Jacqueline James is just about to release her debut novel, Rude Awakenings. Having joined us on two retreats, Jacqui has kindly shared her writing process here.

Rude Awakenings is released in February, 2021 and can be purchased on Amazon.


I have always written diaries and travel journals, recording life around me and my feelings. I have kept all the travel journals but the diaries I destroyed. However, having written about sad and happy times in my life they were cemented in my memory ready to be drawn upon when I started to write fiction.

I was still working as a GP when the idea for my novel came to me. My parents needed more care and every spare moment was spent travelling to them or being with them. The characters for my novel developed in my mind as I drove and accompanied me on every journey between Cambridge and Solihull. Any one who has ever cared for an elderly relative will know that although there are very busy times, there are also great stretches of time where there is nothing to do but you just need to be there. In those empty times, I wrote.

I booked myself onto an Arvon writing course which was invaluable, for the excellent tutoring, the space (mental and physical) to write but mainly because the positive feedback that I received gave me the courage to retire from my career as a GP and concentrate on writing.
I am a very organised person and I planned the book carefully.
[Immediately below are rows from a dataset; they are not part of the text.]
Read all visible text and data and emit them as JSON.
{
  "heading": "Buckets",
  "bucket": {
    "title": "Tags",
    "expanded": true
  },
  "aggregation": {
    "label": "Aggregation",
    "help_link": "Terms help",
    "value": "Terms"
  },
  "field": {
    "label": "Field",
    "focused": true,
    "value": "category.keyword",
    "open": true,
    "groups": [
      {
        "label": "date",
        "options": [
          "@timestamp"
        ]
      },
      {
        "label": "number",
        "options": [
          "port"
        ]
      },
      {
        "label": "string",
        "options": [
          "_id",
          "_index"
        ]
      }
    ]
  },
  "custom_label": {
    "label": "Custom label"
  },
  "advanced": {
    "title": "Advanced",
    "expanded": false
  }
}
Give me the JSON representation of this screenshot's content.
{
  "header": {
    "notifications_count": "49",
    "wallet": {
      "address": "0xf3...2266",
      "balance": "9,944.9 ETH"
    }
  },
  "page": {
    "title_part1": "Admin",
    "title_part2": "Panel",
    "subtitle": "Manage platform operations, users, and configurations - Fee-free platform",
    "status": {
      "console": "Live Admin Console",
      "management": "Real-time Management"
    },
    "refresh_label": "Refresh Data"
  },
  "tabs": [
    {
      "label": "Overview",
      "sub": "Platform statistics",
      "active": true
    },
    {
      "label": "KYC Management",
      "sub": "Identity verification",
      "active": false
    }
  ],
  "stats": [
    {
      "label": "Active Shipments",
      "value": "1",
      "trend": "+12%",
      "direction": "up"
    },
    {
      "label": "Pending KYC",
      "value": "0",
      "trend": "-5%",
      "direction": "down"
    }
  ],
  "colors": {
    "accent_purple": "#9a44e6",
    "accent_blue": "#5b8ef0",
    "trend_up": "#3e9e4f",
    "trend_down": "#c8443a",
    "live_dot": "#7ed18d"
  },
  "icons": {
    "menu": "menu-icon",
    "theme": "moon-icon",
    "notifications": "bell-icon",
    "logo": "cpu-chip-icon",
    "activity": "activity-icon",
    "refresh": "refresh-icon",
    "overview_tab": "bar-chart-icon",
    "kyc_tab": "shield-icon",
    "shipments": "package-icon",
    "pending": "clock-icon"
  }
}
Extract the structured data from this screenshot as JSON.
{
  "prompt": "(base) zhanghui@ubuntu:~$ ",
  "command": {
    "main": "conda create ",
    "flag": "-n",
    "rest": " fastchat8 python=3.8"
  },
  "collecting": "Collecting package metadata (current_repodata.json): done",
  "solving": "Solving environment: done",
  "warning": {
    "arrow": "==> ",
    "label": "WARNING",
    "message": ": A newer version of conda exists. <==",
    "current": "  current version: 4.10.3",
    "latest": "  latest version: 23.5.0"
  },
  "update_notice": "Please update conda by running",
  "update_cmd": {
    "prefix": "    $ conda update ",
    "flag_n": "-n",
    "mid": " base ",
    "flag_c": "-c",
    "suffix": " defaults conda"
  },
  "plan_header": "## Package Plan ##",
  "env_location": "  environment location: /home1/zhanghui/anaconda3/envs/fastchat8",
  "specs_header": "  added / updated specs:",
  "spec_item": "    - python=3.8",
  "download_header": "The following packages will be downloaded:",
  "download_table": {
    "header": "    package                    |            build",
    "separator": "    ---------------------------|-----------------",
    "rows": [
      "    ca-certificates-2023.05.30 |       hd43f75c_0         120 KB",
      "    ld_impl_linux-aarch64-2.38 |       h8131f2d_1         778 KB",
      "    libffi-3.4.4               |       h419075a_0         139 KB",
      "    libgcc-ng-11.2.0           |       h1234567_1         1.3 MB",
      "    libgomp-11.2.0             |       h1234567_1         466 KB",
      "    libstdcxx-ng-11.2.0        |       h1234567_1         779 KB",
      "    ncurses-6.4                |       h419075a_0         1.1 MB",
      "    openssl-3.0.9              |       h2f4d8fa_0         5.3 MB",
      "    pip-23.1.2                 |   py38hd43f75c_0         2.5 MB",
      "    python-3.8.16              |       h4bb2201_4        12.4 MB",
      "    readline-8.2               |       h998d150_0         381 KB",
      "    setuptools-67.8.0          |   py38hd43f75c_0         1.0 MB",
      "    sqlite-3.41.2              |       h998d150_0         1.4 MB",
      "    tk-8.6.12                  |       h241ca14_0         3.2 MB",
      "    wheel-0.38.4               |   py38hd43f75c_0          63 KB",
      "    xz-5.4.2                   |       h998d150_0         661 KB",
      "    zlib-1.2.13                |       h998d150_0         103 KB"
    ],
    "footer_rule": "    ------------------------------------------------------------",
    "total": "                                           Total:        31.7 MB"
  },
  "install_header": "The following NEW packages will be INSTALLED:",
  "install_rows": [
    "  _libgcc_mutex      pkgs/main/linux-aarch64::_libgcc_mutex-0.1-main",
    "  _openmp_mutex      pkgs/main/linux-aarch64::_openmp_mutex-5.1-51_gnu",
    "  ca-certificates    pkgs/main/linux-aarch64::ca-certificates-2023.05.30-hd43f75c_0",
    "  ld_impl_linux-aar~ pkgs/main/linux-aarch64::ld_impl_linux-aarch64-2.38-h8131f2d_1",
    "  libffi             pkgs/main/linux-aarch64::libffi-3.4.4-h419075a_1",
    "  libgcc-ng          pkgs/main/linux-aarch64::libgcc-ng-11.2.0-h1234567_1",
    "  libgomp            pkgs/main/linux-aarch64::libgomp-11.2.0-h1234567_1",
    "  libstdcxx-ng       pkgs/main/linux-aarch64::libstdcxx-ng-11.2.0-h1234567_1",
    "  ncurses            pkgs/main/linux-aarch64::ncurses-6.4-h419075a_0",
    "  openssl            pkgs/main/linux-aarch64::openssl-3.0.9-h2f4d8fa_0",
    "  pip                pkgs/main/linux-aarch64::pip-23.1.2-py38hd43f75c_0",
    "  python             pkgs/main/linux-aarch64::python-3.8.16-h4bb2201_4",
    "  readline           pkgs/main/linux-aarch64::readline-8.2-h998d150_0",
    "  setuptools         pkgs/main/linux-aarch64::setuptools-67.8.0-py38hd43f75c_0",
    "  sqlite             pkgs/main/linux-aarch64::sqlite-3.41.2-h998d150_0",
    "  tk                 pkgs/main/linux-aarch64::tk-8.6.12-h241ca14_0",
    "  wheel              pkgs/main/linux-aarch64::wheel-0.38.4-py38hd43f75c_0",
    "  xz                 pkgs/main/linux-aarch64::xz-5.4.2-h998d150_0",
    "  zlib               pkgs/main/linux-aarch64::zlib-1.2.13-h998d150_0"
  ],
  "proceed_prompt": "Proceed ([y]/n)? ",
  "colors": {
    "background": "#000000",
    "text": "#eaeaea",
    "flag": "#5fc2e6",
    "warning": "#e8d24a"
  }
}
In a notebook I wrote out the timeline, described the characters, drew a map to show where they all lived in relation to one another, planned what was to happen in each chapter. I hadn’t taken into account my characters, they took over, they didn’t follow my plan.

Even when I finished work, life was still very full and writing often had to take a back seat, so I booked myself into a retreat with Writers Retreat UK. In beautiful surroundings, with like minded people, cared for brilliantly by Jan and Anne, the real world disappeared and I could enter the world of my novel and write. It was so good that I have repeated the experience and am looking forward to a time when we are free to travel again so that I can indulge myself again.

My book went through several revisions, I allowed a few friends and members of my family read it, I went on an editing course, an invaluable experience and then when I was happy with it, I filed it on a shelf afraid to publish. It sat there for nearly two years, life went on, I wrote short stories, I even started a sequel.

It was on another Writers Retreat UK retreat that, chatting with Jan and a Skype session with scriptwriter Steven Nesbit, convinced that a book is nothing until it has readers. I started on the self publishing process and here I am.